All entities are subject to the Forced and Child Labour Act, but only reporting entities must report.
What must my company report on?
Companies must submit a report detailing the steps taken to “prevent and reduce the risk that forced labour or child labour is used at any step of the production of goods in Canada or elsewhere by the entity or of goods imported into Canada by the entity” in the previous financial year. The report must include information on:
(a) the company’s structure, activities and supply chains;
(b) the company’s policies and its due diligence processes in relation to forced labour and child labour;
(c) the parts of the company’s business and supply chains that carry a risk of forced labour or child labour being used and the steps it has taken to assess and manage that risk;
(d) any measures taken to remediate any forced labour or child labour;
(e) any measures taken to remediate the loss of income to the most vulnerable families that results from any measure taken to eliminate the use of forced labour or child labour in its activities and supply chains;
(f) training provided to employees on forced labour and child labour; and
(g) how the entity assesses its effectiveness in ensuring that forced labour and child labour are not being used in its business and supply chains.

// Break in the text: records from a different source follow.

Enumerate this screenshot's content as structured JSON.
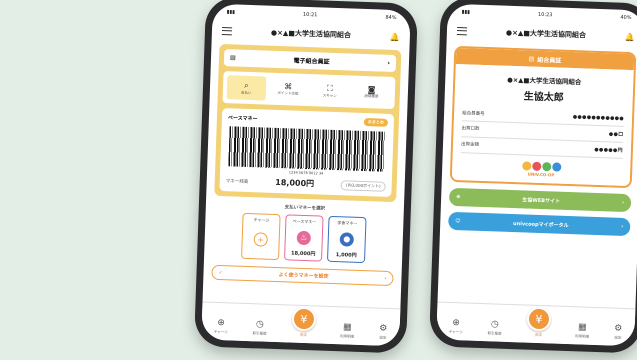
{
  "phone1": {
    "status": {
      "time": "10:21",
      "battery": "84%"
    },
    "header": {
      "title": "●×▲■大学生活協同組合"
    },
    "member_card_button": "電子組合員証",
    "icons": [
      {
        "label": "支払い",
        "glyph": "🔍",
        "icon": "search-pay-icon"
      },
      {
        "label": "ポイント交換",
        "glyph": "⌘",
        "icon": "qr-exchange-icon"
      },
      {
        "label": "スキャン",
        "glyph": "⛶",
        "icon": "scan-icon"
      },
      {
        "label": "読取履歴",
        "glyph": "📷",
        "icon": "camera-icon"
      }
    ],
    "pay_card": {
      "title": "ベースマネー",
      "tag": "おまとめ",
      "barcode_number": "1234 5678 9012 34",
      "balance_label": "マネー残高",
      "balance": "18,000円",
      "points": "(内3,000ポイント)"
    },
    "money_select_title": "支払いマネーを選択",
    "money_cards": [
      {
        "name": "チャージ",
        "glyph": "+",
        "amount": "",
        "cls": "charge"
      },
      {
        "name": "ベースマネー",
        "glyph": "♨",
        "amount": "18,000円",
        "cls": "base"
      },
      {
        "name": "学食マネー",
        "glyph": "●",
        "amount": "1,000円",
        "cls": "gak"
      }
    ],
    "set_button": "よく使うマネーを設定",
    "tabs": [
      {
        "label": "チャージ",
        "glyph": "⊕"
      },
      {
        "label": "取引履歴",
        "glyph": "◷"
      },
      {
        "label": "決済",
        "glyph": "¥"
      },
      {
        "label": "利用明細",
        "glyph": "▦"
      },
      {
        "label": "設定",
        "glyph": "⚙"
      }
    ]
  },
  "phone2": {
    "status": {
      "time": "10:23",
      "battery": "40%"
    },
    "header": {
      "title": "●×▲■大学生活協同組合"
    },
    "card_header": "組合員証",
    "org": "●×▲■大学生活協同組合",
    "name": "生協太郎",
    "rows": [
      {
        "label": "組合員番号",
        "value": "●●●●●●●●●●●"
      },
      {
        "label": "出資口数",
        "value": "●●口"
      },
      {
        "label": "出資金額",
        "value": "●●●●●円"
      }
    ],
    "logo_text": "UNIV.CO-OP",
    "logo_colors": [
      "#f4b73b",
      "#e5555a",
      "#5bb35a",
      "#3a8fd6"
    ],
    "links": [
      {
        "label": "生協WEBサイト",
        "icon": "globe-icon",
        "glyph": "⊕"
      },
      {
        "label": "univcoopマイポータル",
        "icon": "person-icon",
        "glyph": "☺"
      }
    ],
    "tabs": [
      {
        "label": "チャージ",
        "glyph": "⊕"
      },
      {
        "label": "取引履歴",
        "glyph": "◷"
      },
      {
        "label": "決済",
        "glyph": "¥"
      },
      {
        "label": "利用明細",
        "glyph": "▦"
      },
      {
        "label": "設定",
        "glyph": "⚙"
      }
    ]
  }
}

Who must approve the report?
The report must be approved by the company’s governing body. In the case of joint reports, which cover multiple related companies, the report must be approved by either the governing body of each entity or the governing body of the parent company.

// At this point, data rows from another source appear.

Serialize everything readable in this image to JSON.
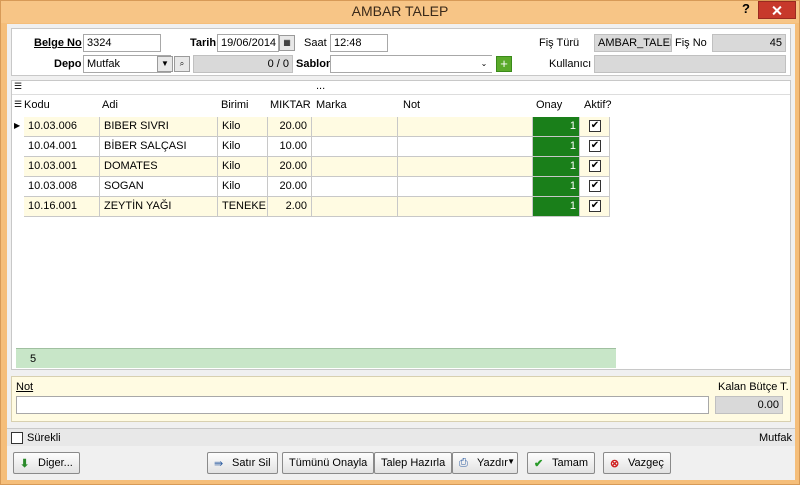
{
  "window": {
    "title": "AMBAR TALEP",
    "help": "?"
  },
  "header": {
    "belge_no_label": "Belge No",
    "belge_no": "3324",
    "tarih_label": "Tarih",
    "tarih": "19/06/2014",
    "saat_label": "Saat",
    "saat": "12:48",
    "fis_turu_label": "Fiş Türü",
    "fis_turu": "AMBAR_TALEP",
    "fis_no_label": "Fiş No",
    "fis_no": "45",
    "depo_label": "Depo",
    "depo": "Mutfak",
    "counter": "0 / 0",
    "sablon_label": "Sablon",
    "sablon": "",
    "kullanici_label": "Kullanıcı",
    "kullanici": ""
  },
  "grid": {
    "top_marker": "...",
    "columns": [
      "Kodu",
      "Adi",
      "Birimi",
      "MIKTAR",
      "Marka",
      "Not",
      "Onay",
      "Aktif?"
    ],
    "rows": [
      {
        "kodu": "10.03.006",
        "adi": "BIBER SIVRI",
        "birimi": "Kilo",
        "miktar": "20.00",
        "marka": "",
        "not": "",
        "onay": "1",
        "aktif": "✔"
      },
      {
        "kodu": "10.04.001",
        "adi": "BİBER SALÇASI",
        "birimi": "Kilo",
        "miktar": "10.00",
        "marka": "",
        "not": "",
        "onay": "1",
        "aktif": "✔"
      },
      {
        "kodu": "10.03.001",
        "adi": "DOMATES",
        "birimi": "Kilo",
        "miktar": "20.00",
        "marka": "",
        "not": "",
        "onay": "1",
        "aktif": "✔"
      },
      {
        "kodu": "10.03.008",
        "adi": "SOGAN",
        "birimi": "Kilo",
        "miktar": "20.00",
        "marka": "",
        "not": "",
        "onay": "1",
        "aktif": "✔"
      },
      {
        "kodu": "10.16.001",
        "adi": "ZEYTİN YAĞI",
        "birimi": "TENEKE",
        "miktar": "2.00",
        "marka": "",
        "not": "",
        "onay": "1",
        "aktif": "✔"
      }
    ],
    "row_count": "5"
  },
  "not_section": {
    "label": "Not",
    "value": "",
    "kalan_label": "Kalan Bütçe T.",
    "kalan_value": "0.00"
  },
  "status": {
    "surekli_label": "Sürekli",
    "depo_name": "Mutfak"
  },
  "buttons": {
    "diger": "Diger...",
    "satir_sil": "Satır Sil",
    "tumunu_onayla": "Tümünü Onayla",
    "talep_hazirla": "Talep Hazırla",
    "yazdir": "Yazdır",
    "tamam": "Tamam",
    "vazgec": "Vazgeç"
  }
}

The report must contain a statement that it has been approved and be signed by one or more members of the governing entity.
How does the Fighting Against Forced Labour and Child Labour in Supply Chains Act compare to the Australian and UK Modern Slavery Acts?
The Canadian law imposes more extensive reporting requirements than the Australian and UK Modern Slavery Acts, in that it obliges companies to look at both their own operations and supply chain. The Act also mandates a substantially more extensive set of topics to be covered, when compared to the UK law in particular. Furthermore, Canada will oblige companies to submit an extensive questionnaire, in addition to the report.
One significant weakness of the Canadian law is that it is only concerned with goods. Unlike the Australian and British laws, reporting on services is not mandated. This omission risks leaving commonly used services with well documented forced labour problems, such as cleaning and private security, unscrutinised.
Modern slavery is an umbrella term for a set of human rights abuses, and therefore the scope of abuse covered by the Australian and British laws is more extensive than its Canadian equivalent. This being said, the most common forms of modern slavery in business supply chains are child and forced labour.
While it is possible that a company might be able to report under all three laws with the same document, in most cases companies will have to produce separate reports.
As a prerequisite to reporting under any of the laws, we recommend that companies conduct due diligence of their supply chains and train their staff on modern slavery.
When must my company report?
Companies must submit the report and questionnaire on an annual basis, no later than May 31st of each year. The first reports are due in 2024.
How must my company report?
Companies need to complete the questionnaire on the Public Safety Canada website. The questionnaire includes a field for uploading the report.